Camille Vouteau crée des illustrations à partir de collages, des lampes et des objets en papier. Elle réalise chaque pièce à la main, essentiellement à partir de papier kozo, ce qui donne ce charme délicat et raffiné à chacune de ses créations. Camille a grandi en Bretagne, tout près de la mer. Elle a ensuite étudié les arts appliqués à l’École nationale supérieure des Arts Décoratifs de Paris. Aujourd’hui, Camille vit à Copenhague avec son compagnon Morten et leur fille Adèle. 

 

Bonjour Camille

Tu viens d’aménager ton espace atelier dans ta maison à Copenhague. Comment as-tu pensé cet espace ? Dans quel environnement aimes-tu travailler pour stimuler ton inspiration ?

J’ai installé mon atelier dans un coin lumineux de ma maison, avec une vue sur un petit jardin. Depuis mon bureau, je peux apercevoir les arbres et la verdure, ce qui m’apaise et m’aide à me concentrer. C’est un espace vivant, où s’accumulent des échantillons de papier, des maquettes, des essais, des croquis et des carnets. Je garde près de moi des objets auxquels je tiens : quelques trouvailles rapportées de Bretagne, de balades en forêt ou au bord de la mer. Ce sont ces petites choses, ces matières naturelles, qui nourrissent mon travail. J’aime travailler dans un environnement calme, souvent accompagné d’un podcast en fond.

J'aimerais savoir comment as-tu rencontré le papier kozo ?

Et d'où vient-il ?

J’aime le papier pour son impermanence, cette apparente fragilité qui, selon sa fabrication, cache une résistance insoupçonnée. Sa fibre, son toucher, ses textures en font un matériau à la fois familier, modeste en apparence, mais aux multiples possibilités de mise en valeur.

Pendant mes études, je l’ai exploré sous toutes ses formes : coupé, déchiré, teinté, collé, cousu… jusqu’à fabriquer mon propre papier. C’était une matière accessible, peu coûteuse, que je pouvais travailler partout, même dans mon petit studio étudiant.

Pour mon diplôme de fin d’études, j’ai réalisé des luminaires et des objets en papier japonais. Depuis, je continue de dessiner et d’imaginer de nombreux modèles, qui restent parfois à l’état de croquis ou de maquettes, et je crée aussi des collages avec ce même papier.

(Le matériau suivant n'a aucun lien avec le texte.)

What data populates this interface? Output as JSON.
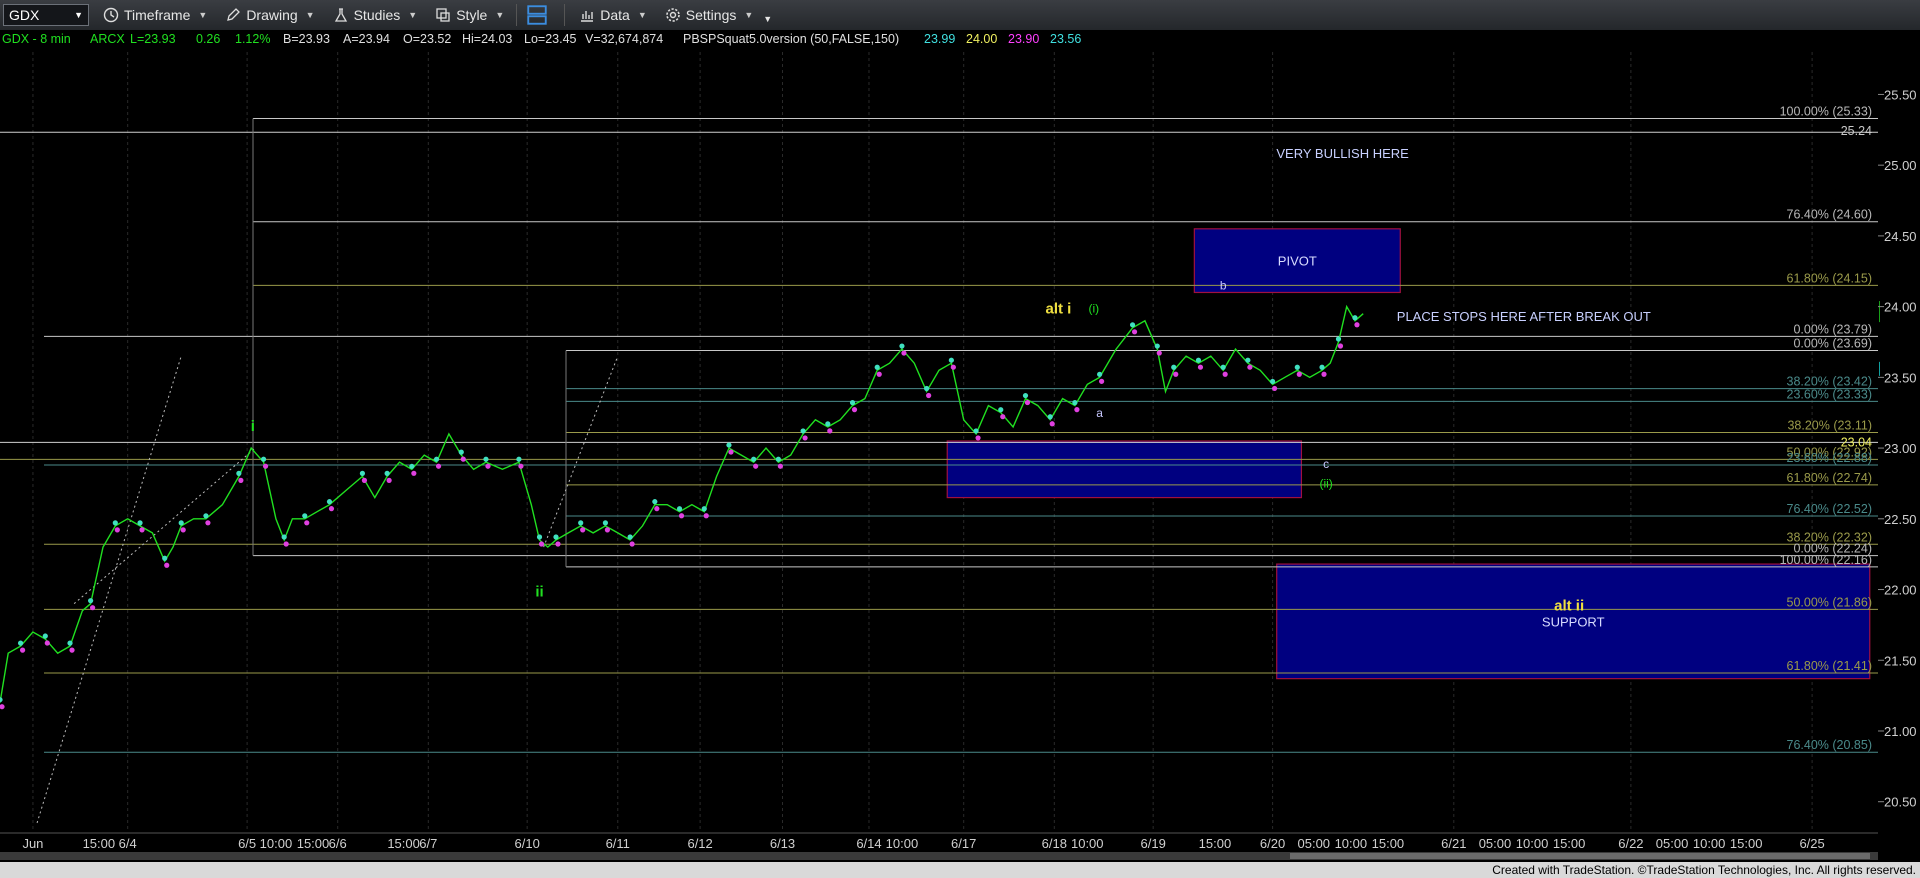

Le papier kozo que j’utilise aujourd’hui provient de Saitama, au nord de Tokyo. Fabriqué à partir de fibres de mûrier, il offre un toucher singulier, une résistance remarquable et une souplesse idéale pour mes lampes.

Le Japon est très présent dans tes influences. Qu'aimes-tu dans la culture japonaise et comment te réappropries-tu cette inspiration dans ton travail ? 

Je ne suis jamais allée au Japon, et pourtant cette culture m’accompagne chaque jour. Je m’en nourris à travers les livres, les films, les podcasts, les récits, la cérémonie du thé, l’histoire de ses artisanats, la philosophie shinto, sa délicatesse, sa pudeur… Il y a dans la culture japonaise une richesse d’approche du monde, du quotidien, du geste, qui me parle profondément.

Je me laisse porter par cet imaginaire que je me construis au fil du temps, avec humilité, conscience de la distance, mais aussi une grande curiosité. Il ne s’agit pas de reproduire ou d’imiter, mais d’exprimer à ma manière les images, les sensations, les idées que cette culture fait naître en moi. Je tente, avec mes propres moyens, d’en traduire quelque chose de personnel, à travers le papier, la lumière, les formes, les gestes.

Tu aimes les teintes plutôt automnales, les tons mats et doux. Cette palette désaturée est vraiment ta signature.

Comment composes-tu tes gammes ? 

Je suis sensible aux couleurs naturelles, mates, légèrement désaturées. Ce sont des teintes qu’on retrouve dans les forêts, la mousse, les roches, la terre… Elles évoquent pour moi une forme de tranquillité, sans doute parce qu’elles viennent d’éléments organiques.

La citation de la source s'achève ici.